Update October 2021: We added the Switch OLED, broke down the differences between all three models, and refreshed the rest of the guide.
Gear Reader Special Offer: Get 1 year subscription wired USD 5 (minus USD 25). This includes unlimited access wired.com and our print magazine (if you wish). Subscription helps to fund the work we do every day.
Which switch should you buy?
When the Switch came out in 2017, there was only one model. There are now three, and if you don’t understand the differences, choosing the right one can be confusing. Let us sort them out one by one.
This is the cheapest Switch (8/10, wired recommendation), but its function is also greatly restricted. It is a unit, so the controller is not removable. It cannot be connected to a TV, which means you can only play it in handheld mode. It is the smallest and lightest of the three models, which is ideal for travel, but this means it has the smallest touch screen: 5.5 inches. If these are not your problems, then the $100 you save is worth it.You will not be able to play certain games that require motion control, such as Super Mario Party, Unless you decide to buy Joy-Con controllers and pair them with the system (you also need some type of bracket). To check whether a game is running well on Switch Lite, look for the “Handheld Mode” icon on the back of the eShop or physical game box.
The next step is the standard Switch (7/10, wired recommendation) Has been selling hot since 2017. Technically speaking, Nintendo updated the Switch in 2019 with a slightly longer battery life, but otherwise the system is almost the same.
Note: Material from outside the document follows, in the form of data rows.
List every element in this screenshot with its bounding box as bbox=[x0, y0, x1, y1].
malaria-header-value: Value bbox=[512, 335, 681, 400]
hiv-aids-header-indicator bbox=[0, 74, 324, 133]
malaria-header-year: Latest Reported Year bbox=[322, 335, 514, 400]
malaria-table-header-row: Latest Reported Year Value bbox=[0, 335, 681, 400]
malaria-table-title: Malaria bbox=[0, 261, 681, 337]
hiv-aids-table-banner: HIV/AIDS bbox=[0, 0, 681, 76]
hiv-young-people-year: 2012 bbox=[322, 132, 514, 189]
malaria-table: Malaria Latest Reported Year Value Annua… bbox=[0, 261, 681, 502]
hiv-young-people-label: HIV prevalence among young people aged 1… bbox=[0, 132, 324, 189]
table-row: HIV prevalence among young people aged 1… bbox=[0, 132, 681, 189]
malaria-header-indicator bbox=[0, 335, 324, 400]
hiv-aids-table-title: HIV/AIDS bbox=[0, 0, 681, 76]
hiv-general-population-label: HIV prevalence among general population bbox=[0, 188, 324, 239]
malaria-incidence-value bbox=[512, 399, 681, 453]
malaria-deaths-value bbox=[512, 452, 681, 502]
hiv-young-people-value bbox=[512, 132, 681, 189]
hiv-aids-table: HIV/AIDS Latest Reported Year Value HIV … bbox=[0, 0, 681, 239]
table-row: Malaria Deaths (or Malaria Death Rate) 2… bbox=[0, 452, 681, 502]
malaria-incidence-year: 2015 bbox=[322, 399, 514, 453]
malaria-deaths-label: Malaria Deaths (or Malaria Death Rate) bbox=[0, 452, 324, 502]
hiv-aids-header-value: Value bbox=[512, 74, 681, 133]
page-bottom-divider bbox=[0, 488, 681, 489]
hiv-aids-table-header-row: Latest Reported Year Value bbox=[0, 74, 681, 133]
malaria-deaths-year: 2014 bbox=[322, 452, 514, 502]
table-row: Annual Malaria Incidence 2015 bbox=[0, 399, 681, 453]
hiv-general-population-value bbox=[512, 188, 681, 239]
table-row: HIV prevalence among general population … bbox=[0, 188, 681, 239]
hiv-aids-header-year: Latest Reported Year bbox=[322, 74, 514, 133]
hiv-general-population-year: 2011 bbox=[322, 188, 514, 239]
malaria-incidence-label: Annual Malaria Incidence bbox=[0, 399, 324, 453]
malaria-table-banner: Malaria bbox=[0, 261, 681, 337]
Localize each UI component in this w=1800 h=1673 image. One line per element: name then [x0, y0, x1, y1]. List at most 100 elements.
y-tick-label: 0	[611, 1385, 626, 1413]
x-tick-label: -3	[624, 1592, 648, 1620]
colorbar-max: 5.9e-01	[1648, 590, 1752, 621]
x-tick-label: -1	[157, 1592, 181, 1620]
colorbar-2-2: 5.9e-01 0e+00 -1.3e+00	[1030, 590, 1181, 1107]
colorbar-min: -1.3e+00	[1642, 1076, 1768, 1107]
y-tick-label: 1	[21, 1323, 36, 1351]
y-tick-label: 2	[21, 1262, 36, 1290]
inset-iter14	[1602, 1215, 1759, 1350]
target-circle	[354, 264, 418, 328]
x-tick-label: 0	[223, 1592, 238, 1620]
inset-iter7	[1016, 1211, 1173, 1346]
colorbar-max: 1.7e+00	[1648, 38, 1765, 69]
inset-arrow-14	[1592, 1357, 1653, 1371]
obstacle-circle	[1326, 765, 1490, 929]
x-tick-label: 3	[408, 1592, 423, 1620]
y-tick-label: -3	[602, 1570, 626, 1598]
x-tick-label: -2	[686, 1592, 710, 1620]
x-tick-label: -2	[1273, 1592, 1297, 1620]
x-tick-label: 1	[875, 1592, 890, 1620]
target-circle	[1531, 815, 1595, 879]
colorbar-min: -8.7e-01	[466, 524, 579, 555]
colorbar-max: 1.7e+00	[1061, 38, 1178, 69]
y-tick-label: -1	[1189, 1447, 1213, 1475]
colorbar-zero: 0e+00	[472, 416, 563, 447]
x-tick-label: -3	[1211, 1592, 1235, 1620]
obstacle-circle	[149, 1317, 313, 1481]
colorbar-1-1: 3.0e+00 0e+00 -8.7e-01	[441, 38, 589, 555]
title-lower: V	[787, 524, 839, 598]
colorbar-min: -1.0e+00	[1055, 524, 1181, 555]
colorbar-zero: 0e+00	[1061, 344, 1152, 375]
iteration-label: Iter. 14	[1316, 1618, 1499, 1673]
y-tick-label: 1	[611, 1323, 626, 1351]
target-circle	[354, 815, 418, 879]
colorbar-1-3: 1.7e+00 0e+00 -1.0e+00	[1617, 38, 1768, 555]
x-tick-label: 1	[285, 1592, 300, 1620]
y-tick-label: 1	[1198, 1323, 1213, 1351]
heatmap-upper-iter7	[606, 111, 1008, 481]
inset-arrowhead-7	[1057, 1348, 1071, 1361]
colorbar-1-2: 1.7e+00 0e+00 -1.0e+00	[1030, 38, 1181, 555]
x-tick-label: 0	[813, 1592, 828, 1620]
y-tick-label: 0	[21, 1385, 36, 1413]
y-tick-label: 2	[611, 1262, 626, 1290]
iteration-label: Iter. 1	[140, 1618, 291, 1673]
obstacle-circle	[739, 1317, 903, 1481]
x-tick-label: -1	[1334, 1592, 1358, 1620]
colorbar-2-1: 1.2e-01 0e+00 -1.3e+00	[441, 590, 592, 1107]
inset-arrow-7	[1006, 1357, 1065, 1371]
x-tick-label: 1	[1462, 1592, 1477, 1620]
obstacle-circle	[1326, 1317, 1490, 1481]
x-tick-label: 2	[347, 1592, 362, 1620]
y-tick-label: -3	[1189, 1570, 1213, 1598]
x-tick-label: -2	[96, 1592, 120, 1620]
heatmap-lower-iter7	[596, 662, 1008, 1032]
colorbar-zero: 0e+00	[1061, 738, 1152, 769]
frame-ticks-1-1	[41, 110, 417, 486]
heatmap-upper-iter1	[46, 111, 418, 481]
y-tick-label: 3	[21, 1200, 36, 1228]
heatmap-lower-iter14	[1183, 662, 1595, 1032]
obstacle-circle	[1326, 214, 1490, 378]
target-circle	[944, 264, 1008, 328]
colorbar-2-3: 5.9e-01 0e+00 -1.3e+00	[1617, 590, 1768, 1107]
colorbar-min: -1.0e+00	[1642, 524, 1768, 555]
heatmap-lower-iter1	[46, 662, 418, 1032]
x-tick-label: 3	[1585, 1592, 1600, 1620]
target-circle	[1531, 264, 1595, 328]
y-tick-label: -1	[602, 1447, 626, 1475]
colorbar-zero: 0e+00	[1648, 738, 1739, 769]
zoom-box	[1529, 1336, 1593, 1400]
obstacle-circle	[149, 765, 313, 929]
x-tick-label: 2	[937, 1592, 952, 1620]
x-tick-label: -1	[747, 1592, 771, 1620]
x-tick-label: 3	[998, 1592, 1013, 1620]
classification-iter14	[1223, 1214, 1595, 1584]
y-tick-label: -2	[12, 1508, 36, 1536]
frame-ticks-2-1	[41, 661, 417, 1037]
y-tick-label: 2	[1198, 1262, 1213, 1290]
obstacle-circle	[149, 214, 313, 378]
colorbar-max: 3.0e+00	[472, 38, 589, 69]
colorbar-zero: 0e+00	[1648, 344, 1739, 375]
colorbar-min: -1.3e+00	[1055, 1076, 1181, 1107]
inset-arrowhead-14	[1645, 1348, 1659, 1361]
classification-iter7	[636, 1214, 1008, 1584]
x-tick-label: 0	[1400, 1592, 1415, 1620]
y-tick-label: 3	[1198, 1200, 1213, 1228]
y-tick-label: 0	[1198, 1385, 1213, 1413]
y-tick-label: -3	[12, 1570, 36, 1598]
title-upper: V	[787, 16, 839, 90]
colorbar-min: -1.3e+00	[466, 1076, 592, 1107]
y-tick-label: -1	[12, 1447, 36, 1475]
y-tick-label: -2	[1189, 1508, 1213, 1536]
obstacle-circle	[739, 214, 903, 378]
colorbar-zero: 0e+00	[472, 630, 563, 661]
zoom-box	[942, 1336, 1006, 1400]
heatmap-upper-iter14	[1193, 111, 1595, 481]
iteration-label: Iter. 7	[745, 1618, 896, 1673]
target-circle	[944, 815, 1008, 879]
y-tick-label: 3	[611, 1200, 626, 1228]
It has a built-in bracket on the back of the LCD display to support it, a detachable Joy-Con controller, and a base that can be connected to the TV, which can seamlessly transition from a handheld device to a large screen.
The new Switch OLED (8/10, wired recommendation) It is very similar to the original Switch, but its upgrade can easily make it worth the extra $50. The most eye-catching thing is naturally the screen. Unlike the other two types of LCD screens, the pixels of the OLED panel can be individually turned on and off to obtain more realistic blacks and better color contrast. Your game will look much better. The display is also larger-7 inches compared to 6.62 inches for the standard Switch-but the smaller bezels around the screen mean that the two are almost the same size.
If the OLED is not sold to you, the bracket will be sold to you. The original Switch bracket was fragile, difficult to open, and did not balance the display well. On the OLED, the bracket spans the entire length of the console. You can even adjust it so that the screen is at various angles. It is more stable and versatile. Other improvements include 64 GB of storage space instead of the original 32 GB, slightly better audio quality, and an Ethernet port in the docking station, so you can connect it to a router for faster internet speeds without Using a separate dongle is just like on the original Switch.